The containers have to be covered at night but most mornings will still find you fishing out stray insect bodies with a spoon. Weather permitting the drying is usually completed in a fortnight or so but a passing cloud can cause a rush to cover everything so someone has to be on watch fairly constantly. It has been known for people to resort to oven drying İf they have been caught out by a late start or an early rain shower.
Finally the resulting puree is spooned into large glass jars. If you put a little olive oil in the bottom first, the oil seeps up the jar eliminating air pockets and helps to keep the salça fresh. Indeed it does just that for several years.
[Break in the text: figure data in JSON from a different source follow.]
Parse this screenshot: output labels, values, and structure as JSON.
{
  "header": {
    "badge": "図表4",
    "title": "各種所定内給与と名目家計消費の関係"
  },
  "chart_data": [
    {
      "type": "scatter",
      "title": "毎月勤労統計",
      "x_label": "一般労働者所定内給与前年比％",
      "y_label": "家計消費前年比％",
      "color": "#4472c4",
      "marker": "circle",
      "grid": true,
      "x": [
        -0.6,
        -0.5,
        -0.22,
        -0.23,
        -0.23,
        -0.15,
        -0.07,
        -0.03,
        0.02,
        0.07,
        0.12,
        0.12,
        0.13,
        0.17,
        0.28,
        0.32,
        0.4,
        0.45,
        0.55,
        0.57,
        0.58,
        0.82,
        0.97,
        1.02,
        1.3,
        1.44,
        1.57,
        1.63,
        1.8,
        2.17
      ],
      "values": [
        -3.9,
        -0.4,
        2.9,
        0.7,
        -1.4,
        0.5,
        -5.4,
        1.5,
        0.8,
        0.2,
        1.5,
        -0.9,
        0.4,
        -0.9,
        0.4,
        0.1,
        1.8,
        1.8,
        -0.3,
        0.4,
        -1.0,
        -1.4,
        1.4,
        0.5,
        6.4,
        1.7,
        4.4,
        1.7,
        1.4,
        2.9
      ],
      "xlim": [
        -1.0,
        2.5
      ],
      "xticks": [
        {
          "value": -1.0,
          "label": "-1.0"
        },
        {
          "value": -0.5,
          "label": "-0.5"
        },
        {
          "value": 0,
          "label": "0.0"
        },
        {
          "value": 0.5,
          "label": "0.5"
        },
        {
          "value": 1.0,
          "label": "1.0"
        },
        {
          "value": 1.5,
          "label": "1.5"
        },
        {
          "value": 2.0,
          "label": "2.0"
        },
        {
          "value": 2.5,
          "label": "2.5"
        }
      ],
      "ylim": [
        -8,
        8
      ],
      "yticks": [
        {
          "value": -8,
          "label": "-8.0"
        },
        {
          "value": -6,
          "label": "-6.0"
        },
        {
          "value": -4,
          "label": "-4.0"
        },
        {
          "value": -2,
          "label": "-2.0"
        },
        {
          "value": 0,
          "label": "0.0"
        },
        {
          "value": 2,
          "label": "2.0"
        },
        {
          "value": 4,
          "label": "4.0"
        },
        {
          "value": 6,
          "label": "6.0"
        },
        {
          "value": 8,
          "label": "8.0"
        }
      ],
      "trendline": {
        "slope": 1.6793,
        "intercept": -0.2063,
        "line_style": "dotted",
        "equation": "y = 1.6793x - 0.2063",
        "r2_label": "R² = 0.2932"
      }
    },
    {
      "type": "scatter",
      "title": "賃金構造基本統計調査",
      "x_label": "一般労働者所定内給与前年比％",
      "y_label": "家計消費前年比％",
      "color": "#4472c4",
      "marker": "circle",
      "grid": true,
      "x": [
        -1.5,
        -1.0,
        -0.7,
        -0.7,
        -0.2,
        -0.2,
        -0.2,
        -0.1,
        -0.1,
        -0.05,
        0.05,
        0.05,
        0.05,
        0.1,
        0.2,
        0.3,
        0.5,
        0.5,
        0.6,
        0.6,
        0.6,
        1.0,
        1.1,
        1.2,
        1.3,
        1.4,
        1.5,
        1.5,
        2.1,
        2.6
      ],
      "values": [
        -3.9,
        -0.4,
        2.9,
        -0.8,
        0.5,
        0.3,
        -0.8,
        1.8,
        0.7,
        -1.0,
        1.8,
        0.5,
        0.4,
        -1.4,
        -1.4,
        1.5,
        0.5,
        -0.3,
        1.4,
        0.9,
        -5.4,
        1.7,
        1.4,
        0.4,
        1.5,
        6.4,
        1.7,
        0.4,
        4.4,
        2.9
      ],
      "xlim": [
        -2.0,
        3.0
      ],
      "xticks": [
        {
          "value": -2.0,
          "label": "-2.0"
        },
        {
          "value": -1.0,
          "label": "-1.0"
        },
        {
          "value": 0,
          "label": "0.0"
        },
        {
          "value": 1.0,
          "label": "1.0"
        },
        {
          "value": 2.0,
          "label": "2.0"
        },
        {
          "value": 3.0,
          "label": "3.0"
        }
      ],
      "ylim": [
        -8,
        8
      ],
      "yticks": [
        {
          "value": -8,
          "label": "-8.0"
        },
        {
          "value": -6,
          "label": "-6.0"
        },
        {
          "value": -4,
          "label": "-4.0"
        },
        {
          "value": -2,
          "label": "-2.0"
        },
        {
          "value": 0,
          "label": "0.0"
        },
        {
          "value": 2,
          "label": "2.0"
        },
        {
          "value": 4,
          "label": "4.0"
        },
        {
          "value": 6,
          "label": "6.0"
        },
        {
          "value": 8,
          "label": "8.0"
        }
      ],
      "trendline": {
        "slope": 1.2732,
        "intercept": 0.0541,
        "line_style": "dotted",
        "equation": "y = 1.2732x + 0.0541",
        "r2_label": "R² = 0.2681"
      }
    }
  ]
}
As we always made salça in our summer house and had to disappear for the start of the school year we often left my parents-in-law to oversee our drying arrangements. I was grateful but sometimes I found that even more salt had been added after I’d left as they firmly believed in its necessity.
These days, salça is much easier to make due to the advent of blenders. Tomatoes are skinned, sliced and blended in a matter of hours, giving the lie to the old belief that pips spoiled the product.
One summer, I offered to help a much-loved aunt with her sieving as she had been ill and was still very weak. The idea of not making any was out of the question, although it would have been easy for her to buy home-made produce from a neighbour. She was extraordinarily grateful but couldn’t resist ‘overseeing’ my handiwork. Would a stray pip get through the final straining?. We settled down to a chat while I worked, when we were suddenly interrupted by the by the arrival of my breathless daughter announcing, ‘Granny’s fallen downstairs!’ Happily I found my mother shaken but not really hurt when I rushed home. In due course my aunt arrived with a dish of her beautifully dried salça as a thank you! As with salça, the preparation of tarhana is steeped in family stories and legends. My mother-in-law would start the preparations by gathering or buying the ingredients, cook the mash and summon us all to attend the following day. We all had to drop everything and appear bright and early! The night before she had cooked a mixture of tomatoes and onions with the tarhana otu, a herb found in the fields surrounding her house. Once the mixture was cooked, yoghurt and flour were added. While still hot enough to burn your fingers, the whole mixture was kneaded manually, while still in a huge cooking pot: not for the faint-hearted. True to form she was happy to complete this part of the task, not really trusting anyone else to mix it thoroughly.
The situation was quite different the following morning when we were all summoned to help. The task now was to spread out the paste into smaller and smaller lumps on a sheet spread out on the ground for the purpose. Great care had to be taken to protect it from ants and it was never to be left unattended as passing cats would take a bite and ants were a constant threat.
So the day passed with the whole family sitting around the sheet and rubbing the clods of tarhana with the palms of our hands, watching the paste gradually forming granules, which could be sieved to make a powder. No prizes for guessing who was queen of the sieve! Once all the mixture had been pulverised the sheet was spread out to allow it to dry. Again care had to be taken to protect it from dust, animals and insects. Once dried it was stored in jars to be used as instant soup in the winter months. Just add water and bring to the boil! We helpers were deemed to have earned our share. The backbreaking nature of the work was offset by the camaraderie of the family with old and young all doing their part.
These days, both salça and tarhana making are much eased by the advent of blenders. The soup powder can be produced at the flick of a switch. Tomatoes are skinned, sliced and blended in a matter of hours, giving the lie to the old belief that pips spoiled the product.